Le pregunté entonces.

—Primero, que acá si ponías hombres y mujeres juntos en un grupo, los hombres decidían todo. Pero además hay otras cosas. Los maridos solían pegarles a sus mujeres si salían cuando estaba oscuro. Cuando se juntaron en Mahila, las mujeres empezaron a poder salir de sus casas. Los hombres al principio se resistían, pero cuando vieron que sus mujeres solucionaban ciertos problemas o paraban un desalojo, no dijeron más nada. Y empezaron a mirarlas distinto: al fin y al cabo, las que conseguían las cosas eran ellas.

—¿Y dejaron de pegarles?

—Bueno, no del todo, pero les pegan menos. Ahora, si algún hombre le pega a su mujer las mujeres del comité van a la casa y tratan de resolverlo, de convencer al hombre de que no lo haga más. Lo logran, muchas veces.

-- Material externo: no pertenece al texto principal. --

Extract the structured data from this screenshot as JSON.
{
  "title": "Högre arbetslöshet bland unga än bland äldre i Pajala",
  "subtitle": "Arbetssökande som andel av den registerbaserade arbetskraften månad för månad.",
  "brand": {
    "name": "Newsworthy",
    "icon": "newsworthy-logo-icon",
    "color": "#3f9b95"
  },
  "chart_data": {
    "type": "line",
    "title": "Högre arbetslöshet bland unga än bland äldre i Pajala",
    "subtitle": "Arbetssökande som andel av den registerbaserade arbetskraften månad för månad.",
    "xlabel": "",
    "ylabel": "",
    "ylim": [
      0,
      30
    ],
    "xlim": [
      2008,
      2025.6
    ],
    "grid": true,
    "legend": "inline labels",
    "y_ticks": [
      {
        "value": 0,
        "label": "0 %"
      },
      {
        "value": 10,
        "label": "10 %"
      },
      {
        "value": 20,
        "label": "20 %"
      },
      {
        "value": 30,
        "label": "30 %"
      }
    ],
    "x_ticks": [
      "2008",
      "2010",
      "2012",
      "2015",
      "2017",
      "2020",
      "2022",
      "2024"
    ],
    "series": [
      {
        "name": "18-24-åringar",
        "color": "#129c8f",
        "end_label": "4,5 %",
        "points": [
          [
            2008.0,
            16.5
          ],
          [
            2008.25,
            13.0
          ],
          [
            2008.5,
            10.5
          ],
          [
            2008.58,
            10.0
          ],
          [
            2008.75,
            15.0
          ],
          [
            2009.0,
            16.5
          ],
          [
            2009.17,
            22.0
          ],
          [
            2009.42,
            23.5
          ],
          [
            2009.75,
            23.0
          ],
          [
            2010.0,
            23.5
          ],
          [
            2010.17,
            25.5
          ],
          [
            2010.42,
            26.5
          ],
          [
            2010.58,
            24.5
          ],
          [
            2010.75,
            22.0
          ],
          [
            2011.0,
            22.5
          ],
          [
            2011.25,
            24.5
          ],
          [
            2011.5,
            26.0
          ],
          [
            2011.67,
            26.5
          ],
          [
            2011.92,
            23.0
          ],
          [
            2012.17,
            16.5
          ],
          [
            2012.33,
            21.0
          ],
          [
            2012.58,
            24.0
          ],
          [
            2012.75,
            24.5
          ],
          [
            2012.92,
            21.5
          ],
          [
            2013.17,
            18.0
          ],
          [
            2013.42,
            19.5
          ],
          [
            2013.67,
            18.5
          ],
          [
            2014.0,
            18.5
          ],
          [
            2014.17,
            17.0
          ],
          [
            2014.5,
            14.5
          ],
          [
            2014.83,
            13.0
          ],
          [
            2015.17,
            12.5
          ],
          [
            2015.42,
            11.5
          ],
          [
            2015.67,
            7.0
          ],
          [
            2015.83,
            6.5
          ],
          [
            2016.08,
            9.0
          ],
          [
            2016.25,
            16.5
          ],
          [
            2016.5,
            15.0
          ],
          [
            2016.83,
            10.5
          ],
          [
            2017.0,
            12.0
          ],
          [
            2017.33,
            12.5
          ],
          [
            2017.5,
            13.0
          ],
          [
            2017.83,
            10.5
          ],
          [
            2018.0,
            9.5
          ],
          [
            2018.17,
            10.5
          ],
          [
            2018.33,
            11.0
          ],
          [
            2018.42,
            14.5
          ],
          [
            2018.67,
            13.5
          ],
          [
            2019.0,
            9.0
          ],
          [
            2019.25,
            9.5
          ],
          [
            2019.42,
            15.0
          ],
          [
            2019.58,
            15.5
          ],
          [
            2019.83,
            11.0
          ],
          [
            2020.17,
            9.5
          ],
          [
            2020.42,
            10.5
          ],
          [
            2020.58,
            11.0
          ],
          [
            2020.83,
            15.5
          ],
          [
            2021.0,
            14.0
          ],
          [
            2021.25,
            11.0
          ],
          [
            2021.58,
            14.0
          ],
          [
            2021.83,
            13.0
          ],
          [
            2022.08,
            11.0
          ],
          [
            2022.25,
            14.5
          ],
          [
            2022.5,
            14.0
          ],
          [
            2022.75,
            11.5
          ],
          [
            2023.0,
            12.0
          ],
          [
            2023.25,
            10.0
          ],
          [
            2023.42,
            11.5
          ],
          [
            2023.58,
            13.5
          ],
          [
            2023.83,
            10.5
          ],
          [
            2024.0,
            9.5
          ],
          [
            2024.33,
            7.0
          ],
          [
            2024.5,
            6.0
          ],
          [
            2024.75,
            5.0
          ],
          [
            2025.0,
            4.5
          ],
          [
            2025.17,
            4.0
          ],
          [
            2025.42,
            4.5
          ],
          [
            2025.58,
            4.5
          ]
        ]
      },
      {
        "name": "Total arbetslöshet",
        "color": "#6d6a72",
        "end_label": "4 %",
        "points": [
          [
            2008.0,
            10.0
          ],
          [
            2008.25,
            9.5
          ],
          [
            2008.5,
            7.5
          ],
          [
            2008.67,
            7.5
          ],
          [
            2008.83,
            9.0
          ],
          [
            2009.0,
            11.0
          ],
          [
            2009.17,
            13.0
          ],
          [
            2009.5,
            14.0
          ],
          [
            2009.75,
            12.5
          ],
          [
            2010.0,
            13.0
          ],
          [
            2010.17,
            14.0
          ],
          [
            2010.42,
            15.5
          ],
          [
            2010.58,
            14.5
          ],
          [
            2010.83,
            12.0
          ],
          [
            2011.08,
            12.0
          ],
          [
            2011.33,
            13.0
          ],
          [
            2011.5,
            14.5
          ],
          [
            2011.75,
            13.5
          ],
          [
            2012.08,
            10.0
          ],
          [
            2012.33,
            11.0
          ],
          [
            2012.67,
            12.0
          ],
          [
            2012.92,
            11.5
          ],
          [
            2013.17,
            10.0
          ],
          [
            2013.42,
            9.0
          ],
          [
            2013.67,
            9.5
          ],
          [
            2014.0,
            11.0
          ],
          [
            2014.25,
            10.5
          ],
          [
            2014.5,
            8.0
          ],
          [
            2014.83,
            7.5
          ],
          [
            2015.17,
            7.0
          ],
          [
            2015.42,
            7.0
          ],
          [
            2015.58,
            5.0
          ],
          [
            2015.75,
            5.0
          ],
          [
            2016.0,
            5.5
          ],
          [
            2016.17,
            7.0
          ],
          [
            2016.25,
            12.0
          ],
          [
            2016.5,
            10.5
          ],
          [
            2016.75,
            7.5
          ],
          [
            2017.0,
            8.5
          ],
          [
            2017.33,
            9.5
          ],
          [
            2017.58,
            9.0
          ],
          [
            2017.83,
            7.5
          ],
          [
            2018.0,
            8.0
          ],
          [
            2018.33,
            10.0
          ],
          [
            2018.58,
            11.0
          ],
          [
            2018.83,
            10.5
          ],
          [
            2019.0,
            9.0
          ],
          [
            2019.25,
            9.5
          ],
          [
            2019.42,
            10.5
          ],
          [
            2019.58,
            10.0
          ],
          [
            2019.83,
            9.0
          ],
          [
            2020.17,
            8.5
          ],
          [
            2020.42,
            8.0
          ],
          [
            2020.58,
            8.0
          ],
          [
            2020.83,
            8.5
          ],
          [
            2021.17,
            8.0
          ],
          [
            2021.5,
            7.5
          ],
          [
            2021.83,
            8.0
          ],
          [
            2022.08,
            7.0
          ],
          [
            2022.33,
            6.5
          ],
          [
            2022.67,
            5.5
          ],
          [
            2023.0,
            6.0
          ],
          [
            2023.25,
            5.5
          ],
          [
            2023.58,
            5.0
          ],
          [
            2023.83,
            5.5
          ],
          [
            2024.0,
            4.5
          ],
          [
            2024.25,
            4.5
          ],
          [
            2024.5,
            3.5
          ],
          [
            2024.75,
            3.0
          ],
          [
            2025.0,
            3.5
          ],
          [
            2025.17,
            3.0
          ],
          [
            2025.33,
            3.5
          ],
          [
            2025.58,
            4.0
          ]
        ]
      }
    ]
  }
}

Aquella vez, Geeta me había contado su historia, su infancia: iba a clase, jugaba en la calle, a la noche comía las sobras que le daban a su madre en las casas que limpiaba. Geeta y su familia no tenían ni baño ni luz ni agua corriente; cada mañana, a las cinco, Geeta o su madre tenían que ir hasta un taller vecino donde les dejaban sacar agua de la canilla —pero solo a esa hora. Su madre también solía traerles ropa vieja que le daban sus patronas: Geeta llegó a la adolescencia sin haber estrenado ni una camiseta.

—A veces teníamos el plástico para taparnos, a veces no. A mí cuando no teníamos me gustaba más, porque podía leer con la luz de los faroles de la calle.

Entonces Geeta se quedaba estudiando hasta muy tarde: le importaba tener buenas notas en la escuela. Algunas maestras la maltrataban porque vivía en la calle; otras, en cambio, la ayudaban. Y Geeta jugaba y estudiaba, lavaba, comía casi todos los días. Era una vida tranquila, aunque acechaba la amenaza de la demolición: de tanto en tanto, por alguna queja, las autoridades municipales llegaban y arrasaban sus chozas. Esas noches, Geeta y su familia y los demás vecinos esperaban que los agentes se fueran y volvían a armarlas otra vez, en el mismo lugar o en algún otro.